Jackals – Violence Is… (Hardware Records)
I must live a very sheltered existence because Norwich’s Jackals still feel like UKHC’s best kept secret. And that can’t possibly be true, can it? Formed in 2010 and with a veritable shit-ton of records (and countless shitty words from me on the subject) under their belt, they’re still vomiting out music that will kick you in the brain and leave you face down in a puddle of tramp’s piss. Sitting somewhere between English boot-boy Oi! and the murderous sounds of your average Youth Attack band (think Hoax meets The Flex, if you like), Jackals channel social-political rage and emerge with a sound that is leaner than Christian Bale in that shit movie about boxing and twice as feral as a pitbull with a firework up his arsehole. The production is ragged and fucked, like its fraying at the egdes and falling to bits, which suits Jackal’s acidic attack perfectly while the songwriting keeps it simple- no flashy nonsense, just all violence; creating an ideal playground for the dual vocal work of Jack Pitt and Wes Brown to smash into each other like juiced-up wrestlers. Listen to this and punch something to bits.

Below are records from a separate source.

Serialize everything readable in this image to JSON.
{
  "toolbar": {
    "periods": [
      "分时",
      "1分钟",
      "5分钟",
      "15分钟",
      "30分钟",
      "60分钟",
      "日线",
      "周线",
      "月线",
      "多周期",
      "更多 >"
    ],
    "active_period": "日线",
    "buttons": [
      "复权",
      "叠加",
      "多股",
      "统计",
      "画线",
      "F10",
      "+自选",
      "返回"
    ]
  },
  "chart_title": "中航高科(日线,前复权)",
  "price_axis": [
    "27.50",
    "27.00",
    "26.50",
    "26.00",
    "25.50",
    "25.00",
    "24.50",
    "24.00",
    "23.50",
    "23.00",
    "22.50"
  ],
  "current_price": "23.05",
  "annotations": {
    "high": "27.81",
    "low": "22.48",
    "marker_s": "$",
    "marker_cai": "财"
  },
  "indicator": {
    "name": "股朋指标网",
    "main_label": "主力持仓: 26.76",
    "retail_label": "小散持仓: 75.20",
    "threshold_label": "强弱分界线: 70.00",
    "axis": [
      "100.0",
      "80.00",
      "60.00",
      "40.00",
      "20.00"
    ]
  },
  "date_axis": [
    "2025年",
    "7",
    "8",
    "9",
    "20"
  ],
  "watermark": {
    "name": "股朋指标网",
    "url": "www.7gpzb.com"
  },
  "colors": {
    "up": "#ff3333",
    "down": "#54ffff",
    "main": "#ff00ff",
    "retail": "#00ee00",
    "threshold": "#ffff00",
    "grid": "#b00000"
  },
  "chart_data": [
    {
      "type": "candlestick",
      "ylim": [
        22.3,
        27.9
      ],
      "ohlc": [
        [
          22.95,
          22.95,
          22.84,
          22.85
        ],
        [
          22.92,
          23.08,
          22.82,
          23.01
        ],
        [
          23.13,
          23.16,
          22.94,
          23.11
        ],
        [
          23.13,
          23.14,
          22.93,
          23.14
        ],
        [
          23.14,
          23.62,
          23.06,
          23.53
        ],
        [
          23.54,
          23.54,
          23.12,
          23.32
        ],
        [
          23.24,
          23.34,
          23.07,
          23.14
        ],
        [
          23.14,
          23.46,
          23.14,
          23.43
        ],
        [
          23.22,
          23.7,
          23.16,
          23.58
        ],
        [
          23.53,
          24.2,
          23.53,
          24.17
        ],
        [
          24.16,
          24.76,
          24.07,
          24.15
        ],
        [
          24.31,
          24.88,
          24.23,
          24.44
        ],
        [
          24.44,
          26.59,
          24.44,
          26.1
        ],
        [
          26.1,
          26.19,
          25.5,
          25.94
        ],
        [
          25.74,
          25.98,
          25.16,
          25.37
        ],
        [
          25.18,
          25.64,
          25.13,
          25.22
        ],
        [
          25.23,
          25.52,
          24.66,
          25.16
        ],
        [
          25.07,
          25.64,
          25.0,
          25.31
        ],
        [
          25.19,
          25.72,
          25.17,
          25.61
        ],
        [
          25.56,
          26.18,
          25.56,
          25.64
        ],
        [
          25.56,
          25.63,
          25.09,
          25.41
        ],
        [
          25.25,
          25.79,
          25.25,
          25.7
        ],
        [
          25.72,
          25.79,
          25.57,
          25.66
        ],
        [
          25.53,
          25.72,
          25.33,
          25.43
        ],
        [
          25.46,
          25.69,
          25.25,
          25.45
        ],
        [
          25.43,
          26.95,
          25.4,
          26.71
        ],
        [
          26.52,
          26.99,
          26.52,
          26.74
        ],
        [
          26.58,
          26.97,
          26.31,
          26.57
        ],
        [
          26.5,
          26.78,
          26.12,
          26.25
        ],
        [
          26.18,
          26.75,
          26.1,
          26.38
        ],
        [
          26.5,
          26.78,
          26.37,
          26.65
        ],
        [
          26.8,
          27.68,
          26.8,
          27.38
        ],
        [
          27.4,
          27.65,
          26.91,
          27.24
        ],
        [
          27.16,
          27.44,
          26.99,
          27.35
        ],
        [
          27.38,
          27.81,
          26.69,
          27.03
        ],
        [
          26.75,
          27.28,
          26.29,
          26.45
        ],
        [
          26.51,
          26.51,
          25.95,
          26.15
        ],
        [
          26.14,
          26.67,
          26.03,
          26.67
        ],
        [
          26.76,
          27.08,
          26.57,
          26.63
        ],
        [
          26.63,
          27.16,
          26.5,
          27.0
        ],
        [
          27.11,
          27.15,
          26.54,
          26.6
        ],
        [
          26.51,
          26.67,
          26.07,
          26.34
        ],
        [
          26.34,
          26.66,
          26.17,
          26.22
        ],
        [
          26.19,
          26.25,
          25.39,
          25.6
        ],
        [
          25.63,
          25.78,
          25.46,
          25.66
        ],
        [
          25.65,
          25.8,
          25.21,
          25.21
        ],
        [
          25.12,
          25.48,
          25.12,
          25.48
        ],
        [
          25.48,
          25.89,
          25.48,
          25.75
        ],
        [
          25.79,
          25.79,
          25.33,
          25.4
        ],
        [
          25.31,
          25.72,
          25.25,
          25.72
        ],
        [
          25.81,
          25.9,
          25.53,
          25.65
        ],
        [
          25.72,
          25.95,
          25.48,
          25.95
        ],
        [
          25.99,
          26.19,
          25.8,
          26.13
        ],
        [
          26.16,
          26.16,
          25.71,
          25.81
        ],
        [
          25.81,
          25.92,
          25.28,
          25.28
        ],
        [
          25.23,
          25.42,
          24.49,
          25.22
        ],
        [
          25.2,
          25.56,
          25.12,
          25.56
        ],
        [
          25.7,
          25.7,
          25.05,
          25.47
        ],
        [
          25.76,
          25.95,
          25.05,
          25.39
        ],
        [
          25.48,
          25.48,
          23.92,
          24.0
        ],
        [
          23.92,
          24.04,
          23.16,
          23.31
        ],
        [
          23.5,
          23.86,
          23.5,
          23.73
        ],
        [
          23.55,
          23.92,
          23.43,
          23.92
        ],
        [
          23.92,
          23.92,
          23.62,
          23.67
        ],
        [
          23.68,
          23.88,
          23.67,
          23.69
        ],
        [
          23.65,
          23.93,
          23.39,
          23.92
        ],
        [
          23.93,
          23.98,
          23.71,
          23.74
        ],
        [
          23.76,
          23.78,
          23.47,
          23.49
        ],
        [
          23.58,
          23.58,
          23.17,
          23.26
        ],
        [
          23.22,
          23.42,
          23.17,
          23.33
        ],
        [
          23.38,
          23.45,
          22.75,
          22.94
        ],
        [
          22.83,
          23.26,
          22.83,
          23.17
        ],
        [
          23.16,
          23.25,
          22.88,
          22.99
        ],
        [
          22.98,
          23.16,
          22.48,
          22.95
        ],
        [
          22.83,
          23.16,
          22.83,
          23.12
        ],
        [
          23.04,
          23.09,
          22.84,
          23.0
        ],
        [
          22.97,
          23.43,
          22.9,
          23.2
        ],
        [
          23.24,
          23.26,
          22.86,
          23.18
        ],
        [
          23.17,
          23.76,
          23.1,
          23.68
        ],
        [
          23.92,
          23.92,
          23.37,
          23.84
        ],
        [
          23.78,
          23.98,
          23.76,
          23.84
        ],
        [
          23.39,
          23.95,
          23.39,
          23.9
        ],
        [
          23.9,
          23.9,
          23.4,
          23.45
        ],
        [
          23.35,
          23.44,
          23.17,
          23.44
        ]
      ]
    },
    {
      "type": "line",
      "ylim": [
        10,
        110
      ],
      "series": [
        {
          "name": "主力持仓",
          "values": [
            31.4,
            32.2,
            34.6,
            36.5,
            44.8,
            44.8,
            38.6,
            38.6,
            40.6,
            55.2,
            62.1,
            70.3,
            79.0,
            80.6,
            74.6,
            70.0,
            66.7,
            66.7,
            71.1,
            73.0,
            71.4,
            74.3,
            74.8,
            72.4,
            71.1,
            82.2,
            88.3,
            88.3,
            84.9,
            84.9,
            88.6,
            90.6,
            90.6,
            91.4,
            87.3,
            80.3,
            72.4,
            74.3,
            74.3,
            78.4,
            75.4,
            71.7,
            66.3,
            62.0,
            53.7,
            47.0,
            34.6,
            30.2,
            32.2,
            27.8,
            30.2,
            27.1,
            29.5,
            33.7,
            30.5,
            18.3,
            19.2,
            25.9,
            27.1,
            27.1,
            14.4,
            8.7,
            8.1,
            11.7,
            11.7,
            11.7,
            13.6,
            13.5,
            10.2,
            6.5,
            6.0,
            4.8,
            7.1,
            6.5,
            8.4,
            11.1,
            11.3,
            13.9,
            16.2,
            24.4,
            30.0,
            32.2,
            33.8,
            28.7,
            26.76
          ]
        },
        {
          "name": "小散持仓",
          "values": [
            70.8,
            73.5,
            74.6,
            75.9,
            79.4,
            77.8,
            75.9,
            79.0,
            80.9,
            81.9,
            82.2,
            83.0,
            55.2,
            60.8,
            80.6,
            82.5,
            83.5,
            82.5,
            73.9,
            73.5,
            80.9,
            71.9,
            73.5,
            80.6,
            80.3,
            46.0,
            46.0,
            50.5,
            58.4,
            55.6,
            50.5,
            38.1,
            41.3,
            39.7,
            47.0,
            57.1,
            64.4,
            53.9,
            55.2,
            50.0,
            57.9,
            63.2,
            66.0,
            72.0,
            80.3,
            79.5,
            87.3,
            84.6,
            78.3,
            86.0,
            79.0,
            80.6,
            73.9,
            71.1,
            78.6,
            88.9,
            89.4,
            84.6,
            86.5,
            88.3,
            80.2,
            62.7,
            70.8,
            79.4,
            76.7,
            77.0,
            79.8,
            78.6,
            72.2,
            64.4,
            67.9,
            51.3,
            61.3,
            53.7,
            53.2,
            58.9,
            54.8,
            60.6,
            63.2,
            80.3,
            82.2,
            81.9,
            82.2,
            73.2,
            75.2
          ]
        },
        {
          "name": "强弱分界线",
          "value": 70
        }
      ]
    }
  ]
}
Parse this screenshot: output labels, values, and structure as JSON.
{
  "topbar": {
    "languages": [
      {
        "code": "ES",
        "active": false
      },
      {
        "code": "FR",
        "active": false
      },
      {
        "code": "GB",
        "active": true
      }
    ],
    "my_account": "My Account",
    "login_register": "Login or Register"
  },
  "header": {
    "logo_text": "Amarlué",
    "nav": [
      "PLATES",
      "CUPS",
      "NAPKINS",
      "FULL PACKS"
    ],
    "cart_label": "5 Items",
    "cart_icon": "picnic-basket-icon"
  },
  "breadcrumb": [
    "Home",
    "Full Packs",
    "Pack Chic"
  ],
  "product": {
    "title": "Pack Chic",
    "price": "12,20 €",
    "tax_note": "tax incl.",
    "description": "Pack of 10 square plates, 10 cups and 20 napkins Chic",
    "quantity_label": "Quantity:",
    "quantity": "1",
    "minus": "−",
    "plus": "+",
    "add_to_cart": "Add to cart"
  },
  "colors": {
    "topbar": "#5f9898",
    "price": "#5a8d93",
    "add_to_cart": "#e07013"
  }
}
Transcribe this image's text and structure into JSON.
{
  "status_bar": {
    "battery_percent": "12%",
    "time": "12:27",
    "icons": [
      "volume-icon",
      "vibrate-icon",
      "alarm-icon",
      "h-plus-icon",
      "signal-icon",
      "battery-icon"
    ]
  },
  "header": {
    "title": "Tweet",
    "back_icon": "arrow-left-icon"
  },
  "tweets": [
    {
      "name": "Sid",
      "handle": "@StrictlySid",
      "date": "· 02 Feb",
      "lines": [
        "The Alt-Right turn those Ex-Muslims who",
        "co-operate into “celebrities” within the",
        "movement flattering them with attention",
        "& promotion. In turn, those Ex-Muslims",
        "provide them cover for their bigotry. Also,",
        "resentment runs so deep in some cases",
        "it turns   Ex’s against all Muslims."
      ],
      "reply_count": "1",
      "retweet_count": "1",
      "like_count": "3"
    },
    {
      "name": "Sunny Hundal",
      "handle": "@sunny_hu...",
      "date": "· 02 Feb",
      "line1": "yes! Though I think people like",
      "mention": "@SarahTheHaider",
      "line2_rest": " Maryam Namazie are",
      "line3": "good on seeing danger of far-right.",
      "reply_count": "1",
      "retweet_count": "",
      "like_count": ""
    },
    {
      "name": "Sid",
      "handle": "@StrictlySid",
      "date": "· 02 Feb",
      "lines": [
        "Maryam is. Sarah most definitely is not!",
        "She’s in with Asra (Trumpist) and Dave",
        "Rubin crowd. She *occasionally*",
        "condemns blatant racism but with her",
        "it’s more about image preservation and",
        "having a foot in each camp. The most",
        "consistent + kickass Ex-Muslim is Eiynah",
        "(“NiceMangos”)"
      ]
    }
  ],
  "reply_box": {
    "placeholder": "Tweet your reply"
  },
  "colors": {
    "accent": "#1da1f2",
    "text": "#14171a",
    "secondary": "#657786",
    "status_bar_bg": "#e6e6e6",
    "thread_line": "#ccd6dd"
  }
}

Dads – I’ll Be The Tornado (6131 Records)
Potted history: wonderfully shambolic two-piece twinkly emo outfit from New Jersey release a great LP in 2012 and re-emerge two years later with a devastatingly powerful ability to write songs that make grown men cry. Got it? Ok. There’s a moment in the middle of ‘Fake Knees’, the third track on Dads phenomenal new record, where vocalist John Bradley seems to have an epiphany about just how much someone meant to him by listing their faults. It’s a slow burning confessional from the get-go; with Bradley recounting how he never gave the time that he perhaps should have done to this person, and the crushing guilt that comes when you realize this all too late. “How much time did I waste?” he asks. He starts to list: “And you were always there waiting, with your coffee breath, with your shitty eyes and your deep chest…’ and with each addition his voice soars and strains that little bit more; the guitar notes plucked that little bit harder. Stone cold realization hitting him square in the chest with each memory. I wrote a load of other notes about this record. A load of stuff about all the other moments like this that are peppered throughout its 40 minute running time. But i’ll just mention this one, Because it floors me every time. Record of the year? Record of the year. Simply stunning.